Cari compagne e compagni, il presidio di ieri sera è stato apprezzato dai detenuti del Blocco B, sia la buona musica e i saluti, sia i fuochi. Nel pomeriggio del 25 dicembre, con un “tranello”, hanno trasferito Mattia in una sezione diversa, non so quale (forse il Blocco C). Al rientro dal cortile dell’area ci eravamo rifiutati di rientrare in cella. Premessa: giovedì 19 dicembre avevamo fatto una “domandina” per richiedere la “socialità” almeno nel giorno di Natale, visto che nella sezione “Nuovi Giunti” non viene mai concessa. “Socialità” vorrebbe dire stare nel corridoio dalle 17 alle 19 a chiacchierare e camminare. Venerdì 20 dicembre avevamo fatto una seconda “domandina” per poter usufruire del servizio pizza interno (di cui non sapevo l’esistenza), nell’impossibilità da parte nostra di poter fare la spesa settimanale. Ben 10 pizze per la sera di Natale da distribuire tra tutti in sezione (34 presenti). Sabato 21 dicembre per “aiutare” le nostre richieste ci siamo rifiutati di rientrare in cella, così era arrivato un ispettore che, dopo averci ascoltato, se n’era andato con le solite scontate e inconcludenti risposte. Così giovedì 25 dicembre ci siamo rifiutati di rientrare. Dopo i classici “consigli utili” non richiesti dal capo posto per farci desistere e velate minacce, siamo rimasti per una oretta abbondante nel corridoio e siamo rientrati in cella. Con una scusa (telegramma?) dunque Mattia è andato verso la rotonda e non è più tornato, nessun problema l’avevamo messo in conto. Sarà più “utile” in un’altra in un’altra sezione. Nei giorni precedenti parecchi detenuti della sezione volevano partecipare, ma abbiamo preferito non esporli ad inevitabili provvedimenti disciplinari (il famoso, qui dentro, “rapportino” anticamera del consiglio di disciplina).
Qui qualsiasi cosa dici devi farlo nella maniera più semplice possibile, senza vanità, linguaggio chiaro, senza essere contorto. Curiose le argomentazioni per non concedere le pizze, dovevamo prenderne una testa e non potevamo ordinarne dieci in due persone così cercavamo di “comprarci” il consenso della sezione per future proteste. Ma quel che proprio non capivano era che noi due volevamo spendere ben 80 euro di pizze per gli altri prigionieri.

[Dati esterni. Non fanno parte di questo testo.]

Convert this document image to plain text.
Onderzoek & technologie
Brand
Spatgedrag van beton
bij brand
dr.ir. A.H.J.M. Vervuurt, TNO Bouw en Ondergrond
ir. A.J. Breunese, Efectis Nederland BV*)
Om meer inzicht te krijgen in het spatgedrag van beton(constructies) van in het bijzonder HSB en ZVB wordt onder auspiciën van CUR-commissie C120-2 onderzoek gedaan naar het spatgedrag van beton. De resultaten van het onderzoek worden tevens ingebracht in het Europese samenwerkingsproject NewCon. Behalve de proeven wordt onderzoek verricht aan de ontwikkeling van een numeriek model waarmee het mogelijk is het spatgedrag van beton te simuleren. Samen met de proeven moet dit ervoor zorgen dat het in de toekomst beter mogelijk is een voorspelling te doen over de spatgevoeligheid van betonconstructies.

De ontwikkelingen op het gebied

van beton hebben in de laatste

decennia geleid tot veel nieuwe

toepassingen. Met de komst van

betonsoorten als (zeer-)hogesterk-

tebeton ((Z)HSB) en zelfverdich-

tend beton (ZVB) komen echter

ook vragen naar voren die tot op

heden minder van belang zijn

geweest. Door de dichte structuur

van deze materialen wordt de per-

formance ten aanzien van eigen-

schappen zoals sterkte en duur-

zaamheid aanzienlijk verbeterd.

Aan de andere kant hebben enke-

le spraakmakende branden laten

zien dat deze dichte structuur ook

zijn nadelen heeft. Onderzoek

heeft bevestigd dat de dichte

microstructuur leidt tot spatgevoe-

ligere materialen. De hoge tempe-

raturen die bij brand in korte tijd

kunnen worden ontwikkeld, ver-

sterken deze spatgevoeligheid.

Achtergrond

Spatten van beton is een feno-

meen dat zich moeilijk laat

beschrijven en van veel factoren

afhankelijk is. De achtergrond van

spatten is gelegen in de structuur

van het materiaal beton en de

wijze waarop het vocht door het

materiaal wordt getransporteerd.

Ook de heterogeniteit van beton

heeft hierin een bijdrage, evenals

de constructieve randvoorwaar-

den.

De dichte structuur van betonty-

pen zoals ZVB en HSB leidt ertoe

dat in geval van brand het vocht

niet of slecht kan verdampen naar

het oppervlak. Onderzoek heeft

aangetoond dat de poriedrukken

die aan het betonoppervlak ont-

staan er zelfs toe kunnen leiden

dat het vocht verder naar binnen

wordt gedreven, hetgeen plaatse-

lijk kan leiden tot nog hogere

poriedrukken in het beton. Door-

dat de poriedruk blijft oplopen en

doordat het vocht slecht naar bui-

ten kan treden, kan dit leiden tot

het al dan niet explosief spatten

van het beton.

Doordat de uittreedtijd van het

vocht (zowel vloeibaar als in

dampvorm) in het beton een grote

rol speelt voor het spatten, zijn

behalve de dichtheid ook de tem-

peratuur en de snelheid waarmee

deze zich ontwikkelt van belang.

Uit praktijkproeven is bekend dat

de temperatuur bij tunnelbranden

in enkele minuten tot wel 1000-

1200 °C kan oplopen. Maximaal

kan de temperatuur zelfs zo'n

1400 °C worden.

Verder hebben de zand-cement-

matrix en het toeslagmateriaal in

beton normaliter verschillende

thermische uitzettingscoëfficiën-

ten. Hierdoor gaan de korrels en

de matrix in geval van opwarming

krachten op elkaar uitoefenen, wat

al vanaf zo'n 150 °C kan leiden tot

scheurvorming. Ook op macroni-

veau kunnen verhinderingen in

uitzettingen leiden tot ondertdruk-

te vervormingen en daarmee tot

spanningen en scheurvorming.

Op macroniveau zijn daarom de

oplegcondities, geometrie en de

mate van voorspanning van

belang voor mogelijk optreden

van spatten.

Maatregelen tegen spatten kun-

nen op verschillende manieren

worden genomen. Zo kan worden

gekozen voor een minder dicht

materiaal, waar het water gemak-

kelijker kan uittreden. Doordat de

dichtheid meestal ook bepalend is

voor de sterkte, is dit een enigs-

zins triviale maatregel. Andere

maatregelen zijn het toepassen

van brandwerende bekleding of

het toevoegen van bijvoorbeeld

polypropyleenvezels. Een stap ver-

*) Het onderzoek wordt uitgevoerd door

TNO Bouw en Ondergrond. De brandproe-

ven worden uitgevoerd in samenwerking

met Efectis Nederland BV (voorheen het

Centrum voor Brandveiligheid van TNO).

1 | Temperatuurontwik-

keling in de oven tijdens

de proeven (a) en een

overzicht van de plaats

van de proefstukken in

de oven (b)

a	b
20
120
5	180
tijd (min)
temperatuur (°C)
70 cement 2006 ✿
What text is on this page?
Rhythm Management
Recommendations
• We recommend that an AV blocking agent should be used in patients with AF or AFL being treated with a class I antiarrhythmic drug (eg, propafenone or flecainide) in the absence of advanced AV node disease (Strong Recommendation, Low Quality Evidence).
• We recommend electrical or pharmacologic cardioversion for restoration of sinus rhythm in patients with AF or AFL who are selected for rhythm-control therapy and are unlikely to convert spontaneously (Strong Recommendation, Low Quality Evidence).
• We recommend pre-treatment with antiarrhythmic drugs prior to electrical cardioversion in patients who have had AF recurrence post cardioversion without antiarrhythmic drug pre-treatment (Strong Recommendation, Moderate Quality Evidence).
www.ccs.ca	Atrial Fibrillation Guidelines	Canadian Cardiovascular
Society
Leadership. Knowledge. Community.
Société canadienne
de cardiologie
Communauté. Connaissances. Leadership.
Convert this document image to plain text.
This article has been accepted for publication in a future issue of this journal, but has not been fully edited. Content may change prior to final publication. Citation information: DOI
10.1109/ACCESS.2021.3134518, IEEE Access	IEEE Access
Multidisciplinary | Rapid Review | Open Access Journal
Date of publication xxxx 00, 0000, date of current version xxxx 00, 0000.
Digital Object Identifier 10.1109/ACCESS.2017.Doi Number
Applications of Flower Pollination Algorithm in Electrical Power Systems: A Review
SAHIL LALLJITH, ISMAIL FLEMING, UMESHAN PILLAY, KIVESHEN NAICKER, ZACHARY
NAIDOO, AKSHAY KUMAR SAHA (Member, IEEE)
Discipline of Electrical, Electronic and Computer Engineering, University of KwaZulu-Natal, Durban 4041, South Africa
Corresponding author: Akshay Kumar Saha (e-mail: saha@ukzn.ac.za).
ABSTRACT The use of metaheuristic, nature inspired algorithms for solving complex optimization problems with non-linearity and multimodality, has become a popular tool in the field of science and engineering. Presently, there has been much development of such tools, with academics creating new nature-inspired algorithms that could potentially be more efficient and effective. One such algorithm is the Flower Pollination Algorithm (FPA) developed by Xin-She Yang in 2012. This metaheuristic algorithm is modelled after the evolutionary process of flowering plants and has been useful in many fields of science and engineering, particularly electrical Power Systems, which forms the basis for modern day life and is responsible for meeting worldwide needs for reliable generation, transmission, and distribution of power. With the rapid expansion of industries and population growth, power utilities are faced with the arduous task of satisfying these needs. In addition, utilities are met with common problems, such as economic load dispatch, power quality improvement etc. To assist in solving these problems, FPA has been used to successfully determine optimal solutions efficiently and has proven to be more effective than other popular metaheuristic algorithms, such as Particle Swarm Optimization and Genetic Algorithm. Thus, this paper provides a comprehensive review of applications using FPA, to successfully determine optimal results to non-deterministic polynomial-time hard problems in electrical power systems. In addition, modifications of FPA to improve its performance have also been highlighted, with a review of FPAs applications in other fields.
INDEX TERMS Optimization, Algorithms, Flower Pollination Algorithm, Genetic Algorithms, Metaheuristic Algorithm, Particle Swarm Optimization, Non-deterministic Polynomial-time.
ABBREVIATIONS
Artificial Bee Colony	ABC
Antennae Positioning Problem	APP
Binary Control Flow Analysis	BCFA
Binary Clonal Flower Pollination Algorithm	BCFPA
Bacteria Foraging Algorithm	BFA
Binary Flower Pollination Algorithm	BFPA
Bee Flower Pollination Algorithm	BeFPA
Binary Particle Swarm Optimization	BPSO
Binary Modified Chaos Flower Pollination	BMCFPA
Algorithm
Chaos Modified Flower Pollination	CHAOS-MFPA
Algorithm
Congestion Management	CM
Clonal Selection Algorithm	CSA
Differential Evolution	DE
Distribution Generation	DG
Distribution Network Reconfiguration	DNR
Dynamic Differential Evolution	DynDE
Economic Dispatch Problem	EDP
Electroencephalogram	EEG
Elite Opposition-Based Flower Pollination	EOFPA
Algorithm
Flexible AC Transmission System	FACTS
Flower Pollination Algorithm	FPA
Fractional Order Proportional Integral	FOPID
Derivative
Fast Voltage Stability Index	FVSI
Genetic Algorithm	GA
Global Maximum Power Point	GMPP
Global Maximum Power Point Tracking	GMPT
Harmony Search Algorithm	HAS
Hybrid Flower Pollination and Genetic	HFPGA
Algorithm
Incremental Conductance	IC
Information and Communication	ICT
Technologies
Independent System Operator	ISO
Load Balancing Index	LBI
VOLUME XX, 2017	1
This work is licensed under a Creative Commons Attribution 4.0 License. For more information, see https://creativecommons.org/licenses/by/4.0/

Una scena comica e surreale alla rotonda del Blocco B: ispettore, capoposto, cinque o sei guardie ci guardavano stralunati come fossimo dei marziani, non volevano credere a quello che noi volevamo fare. La sezione dove sono, la nona, dovrebbe essere adibita a un servizio di osservazione per i nuovi arrivati, non durare più di 5 giorni, in realtà si sta 20/25 giorni: no TV, no socialità, misere arie dalle 9 alle 10:15 al mattino e dalle 13 alle 14:15 al pomeriggio, tre per volta si va alle docce fino alle 16:30, poi chiusura totale in cella fino alle 8 del mattino successivo. La maggioranza qui non possiede soldi per fare la spesa a malapena comprano tabacco e generi per la pulizia personale. Da Francesca Frediani [consigliera Movimento 5 Stelle a Torino, della Val di Susa, ndr], che ringraziamo per la visita, abbiamo saputo di Roberto Rosso [assessore a Torino per Fratelli d’Italia arrestato di recente, ndr] e un mattino lo abbiamo scorto in un cortile dell’area lontano dal nostro. Ringraziamo la Cassa Antirep. le Alpi Occidentali grazie alla cui “rapidità” possiamo spedire questa lettera: in tutta la sezione non c’era un francobollo. Concludo riportando la frase che Mattia ha scritto sul muro della cella: “non vi è rimedio per la nascita e per la morte salvo godersi l’intervallo”, non so di chi è la citazione. Un saluto a tutti, No Tav.